I find that I have to pace myself with grading. If I try to do too much at one time, I either start being too generous and just slapping grades on things (which is what my students would like), or becoming hypercritical and marking kids down for not being Nobel Prize winners (which is what happens more often). When I find either extreme happening, I have to stop and take a break.
I am sad that the semester is ending this way, and that we won't have a chance to read our children's stories to preschoolers (we'll do it in January), or read the rest of the Christmas poetry I had prepared, or finish What Child is This? before Christmas, or play silly word games on the last day. These are minor pri manifestasyon, but they matter to me.
I sometimes still think of those lesson plans that were on my desk the afternoon of January 12th, great lessons for the next day and the rest of the week that never got taught. You make your plans, put in your time preparing, but you just don't know what's going to happen tomorrow. All you can do is be faithful today, in this moment. It's a lesson that Haiti has taught me, and the earthquake reinforced it more memorably.

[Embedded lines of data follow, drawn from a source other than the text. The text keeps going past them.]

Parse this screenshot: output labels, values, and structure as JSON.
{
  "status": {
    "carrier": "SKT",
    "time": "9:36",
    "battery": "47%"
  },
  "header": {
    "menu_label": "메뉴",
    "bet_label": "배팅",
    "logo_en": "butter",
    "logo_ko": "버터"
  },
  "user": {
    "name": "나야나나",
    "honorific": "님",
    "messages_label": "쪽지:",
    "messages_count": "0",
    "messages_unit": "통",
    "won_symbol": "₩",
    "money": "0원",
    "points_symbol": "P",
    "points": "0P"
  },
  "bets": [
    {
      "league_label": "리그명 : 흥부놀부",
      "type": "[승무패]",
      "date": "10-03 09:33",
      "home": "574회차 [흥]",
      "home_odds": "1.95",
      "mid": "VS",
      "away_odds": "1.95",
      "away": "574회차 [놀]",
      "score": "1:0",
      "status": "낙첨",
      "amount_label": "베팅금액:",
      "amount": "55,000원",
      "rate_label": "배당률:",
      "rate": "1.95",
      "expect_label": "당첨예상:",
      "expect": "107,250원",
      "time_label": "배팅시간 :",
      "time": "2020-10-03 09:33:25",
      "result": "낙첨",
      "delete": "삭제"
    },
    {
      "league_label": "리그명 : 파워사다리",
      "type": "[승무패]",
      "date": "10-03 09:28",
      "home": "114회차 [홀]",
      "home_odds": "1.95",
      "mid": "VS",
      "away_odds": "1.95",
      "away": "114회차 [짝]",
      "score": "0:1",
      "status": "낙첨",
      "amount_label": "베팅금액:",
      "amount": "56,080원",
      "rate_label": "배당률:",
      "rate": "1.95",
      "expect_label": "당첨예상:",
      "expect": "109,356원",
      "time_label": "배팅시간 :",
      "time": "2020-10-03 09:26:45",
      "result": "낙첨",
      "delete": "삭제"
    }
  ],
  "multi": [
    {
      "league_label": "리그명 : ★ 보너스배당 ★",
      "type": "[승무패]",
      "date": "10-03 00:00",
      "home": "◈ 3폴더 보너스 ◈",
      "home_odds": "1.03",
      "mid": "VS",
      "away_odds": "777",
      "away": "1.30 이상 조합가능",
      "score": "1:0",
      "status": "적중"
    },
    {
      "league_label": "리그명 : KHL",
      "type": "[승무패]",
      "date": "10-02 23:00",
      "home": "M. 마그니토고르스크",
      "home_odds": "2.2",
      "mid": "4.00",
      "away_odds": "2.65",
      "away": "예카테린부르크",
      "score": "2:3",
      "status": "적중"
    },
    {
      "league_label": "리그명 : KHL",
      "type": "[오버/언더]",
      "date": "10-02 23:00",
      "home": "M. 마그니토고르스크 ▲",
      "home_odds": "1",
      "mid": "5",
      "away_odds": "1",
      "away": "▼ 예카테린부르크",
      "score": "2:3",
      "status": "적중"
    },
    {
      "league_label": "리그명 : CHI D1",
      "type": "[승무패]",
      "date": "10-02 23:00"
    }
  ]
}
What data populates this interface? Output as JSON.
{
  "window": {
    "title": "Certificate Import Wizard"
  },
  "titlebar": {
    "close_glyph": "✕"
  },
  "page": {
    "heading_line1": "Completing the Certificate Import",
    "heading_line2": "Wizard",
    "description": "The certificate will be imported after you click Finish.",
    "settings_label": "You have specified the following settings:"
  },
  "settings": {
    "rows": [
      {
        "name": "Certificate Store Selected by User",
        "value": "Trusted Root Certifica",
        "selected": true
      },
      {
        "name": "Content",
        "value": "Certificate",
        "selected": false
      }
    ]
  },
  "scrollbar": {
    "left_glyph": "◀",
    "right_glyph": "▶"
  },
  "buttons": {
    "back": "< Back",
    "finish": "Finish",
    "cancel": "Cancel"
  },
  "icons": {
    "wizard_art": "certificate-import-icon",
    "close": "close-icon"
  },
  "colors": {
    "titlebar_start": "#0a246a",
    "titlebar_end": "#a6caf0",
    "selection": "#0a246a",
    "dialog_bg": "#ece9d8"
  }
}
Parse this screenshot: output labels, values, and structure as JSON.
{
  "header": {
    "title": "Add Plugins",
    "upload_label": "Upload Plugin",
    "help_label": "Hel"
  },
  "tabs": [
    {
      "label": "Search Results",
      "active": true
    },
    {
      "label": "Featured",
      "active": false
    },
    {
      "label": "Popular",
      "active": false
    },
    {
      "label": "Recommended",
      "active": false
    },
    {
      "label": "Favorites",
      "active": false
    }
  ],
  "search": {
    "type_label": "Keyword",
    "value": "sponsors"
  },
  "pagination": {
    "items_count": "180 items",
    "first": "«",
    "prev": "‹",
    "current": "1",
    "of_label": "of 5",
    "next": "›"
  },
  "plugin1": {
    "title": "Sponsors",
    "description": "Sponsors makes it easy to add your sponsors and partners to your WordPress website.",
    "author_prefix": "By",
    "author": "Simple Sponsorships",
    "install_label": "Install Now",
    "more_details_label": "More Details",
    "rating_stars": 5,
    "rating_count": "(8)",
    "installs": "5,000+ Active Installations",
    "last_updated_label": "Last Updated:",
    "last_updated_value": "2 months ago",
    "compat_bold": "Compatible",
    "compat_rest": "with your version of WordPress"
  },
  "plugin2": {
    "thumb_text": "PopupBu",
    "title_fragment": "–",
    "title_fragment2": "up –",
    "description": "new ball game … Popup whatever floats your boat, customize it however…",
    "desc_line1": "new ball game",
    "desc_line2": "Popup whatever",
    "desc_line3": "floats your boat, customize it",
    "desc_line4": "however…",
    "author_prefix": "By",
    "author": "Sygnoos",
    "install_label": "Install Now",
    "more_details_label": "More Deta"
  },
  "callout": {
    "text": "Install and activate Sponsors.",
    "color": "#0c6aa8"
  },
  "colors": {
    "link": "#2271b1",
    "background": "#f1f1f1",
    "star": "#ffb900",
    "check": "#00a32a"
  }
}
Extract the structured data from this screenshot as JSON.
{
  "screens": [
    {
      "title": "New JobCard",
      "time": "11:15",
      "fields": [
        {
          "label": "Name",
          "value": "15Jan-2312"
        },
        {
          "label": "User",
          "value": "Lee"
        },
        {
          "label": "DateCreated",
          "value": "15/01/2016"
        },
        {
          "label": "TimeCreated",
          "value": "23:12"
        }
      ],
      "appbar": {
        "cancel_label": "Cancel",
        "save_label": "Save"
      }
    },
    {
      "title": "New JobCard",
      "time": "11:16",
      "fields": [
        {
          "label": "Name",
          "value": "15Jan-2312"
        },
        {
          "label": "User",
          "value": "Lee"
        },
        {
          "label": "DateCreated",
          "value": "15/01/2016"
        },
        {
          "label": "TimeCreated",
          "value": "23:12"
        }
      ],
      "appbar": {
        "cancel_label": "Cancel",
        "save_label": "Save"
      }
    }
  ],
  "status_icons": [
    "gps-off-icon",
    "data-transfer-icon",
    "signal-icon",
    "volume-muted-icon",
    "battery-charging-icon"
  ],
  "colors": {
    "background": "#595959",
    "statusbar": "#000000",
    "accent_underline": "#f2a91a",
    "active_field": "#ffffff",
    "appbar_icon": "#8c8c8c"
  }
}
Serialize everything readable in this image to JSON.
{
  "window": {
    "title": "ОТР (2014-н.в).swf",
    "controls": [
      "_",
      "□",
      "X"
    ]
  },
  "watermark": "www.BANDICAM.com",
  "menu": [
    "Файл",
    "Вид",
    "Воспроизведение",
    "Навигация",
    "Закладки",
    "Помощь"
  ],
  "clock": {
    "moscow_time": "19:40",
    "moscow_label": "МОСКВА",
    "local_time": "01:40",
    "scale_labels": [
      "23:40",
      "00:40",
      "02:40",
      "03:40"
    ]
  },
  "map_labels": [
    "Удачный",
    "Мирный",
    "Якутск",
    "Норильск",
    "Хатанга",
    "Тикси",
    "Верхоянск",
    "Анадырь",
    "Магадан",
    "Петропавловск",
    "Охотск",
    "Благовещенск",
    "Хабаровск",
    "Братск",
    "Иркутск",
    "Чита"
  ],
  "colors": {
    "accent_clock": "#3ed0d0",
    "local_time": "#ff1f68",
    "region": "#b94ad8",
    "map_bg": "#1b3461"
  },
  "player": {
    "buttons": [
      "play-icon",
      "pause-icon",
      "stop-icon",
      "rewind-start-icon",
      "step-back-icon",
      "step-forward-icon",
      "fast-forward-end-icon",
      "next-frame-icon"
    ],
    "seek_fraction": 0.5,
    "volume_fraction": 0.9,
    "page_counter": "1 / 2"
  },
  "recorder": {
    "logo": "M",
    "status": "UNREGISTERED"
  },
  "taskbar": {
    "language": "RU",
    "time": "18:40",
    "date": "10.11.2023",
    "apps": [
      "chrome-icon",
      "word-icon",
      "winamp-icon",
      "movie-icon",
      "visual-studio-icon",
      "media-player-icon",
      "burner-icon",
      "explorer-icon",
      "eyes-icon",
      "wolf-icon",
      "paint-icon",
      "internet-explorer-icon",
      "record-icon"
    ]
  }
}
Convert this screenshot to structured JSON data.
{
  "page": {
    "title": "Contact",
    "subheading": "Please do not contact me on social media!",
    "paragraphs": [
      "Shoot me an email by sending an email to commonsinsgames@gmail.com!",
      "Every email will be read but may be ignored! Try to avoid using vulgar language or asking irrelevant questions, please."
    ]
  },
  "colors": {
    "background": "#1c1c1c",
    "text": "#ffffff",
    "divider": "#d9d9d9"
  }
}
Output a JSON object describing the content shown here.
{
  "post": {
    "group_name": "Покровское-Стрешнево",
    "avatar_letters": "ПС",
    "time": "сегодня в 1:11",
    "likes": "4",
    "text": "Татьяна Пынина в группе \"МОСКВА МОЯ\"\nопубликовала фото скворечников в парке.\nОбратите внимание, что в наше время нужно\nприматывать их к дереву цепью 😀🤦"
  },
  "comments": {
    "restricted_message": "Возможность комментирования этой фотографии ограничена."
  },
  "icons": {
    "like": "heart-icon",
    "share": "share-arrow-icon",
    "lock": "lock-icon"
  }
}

And being faithful today, in this moment, means more grading. And more, and more!
2 hours ago
1 comment:
"The grading we shall always have with us." Thank you for making me laugh in the midst of my sadness about all that is happening and has happened this year in Haiti. I used to teach French, and now my sister has begun teaching math and science, and it seems that no matter where you are, some things don't change!
Thank you, too, for a reminder about the need to be faithful in the little things and particularly about that sort of faithfulness which is the best response in the face of uncertainty.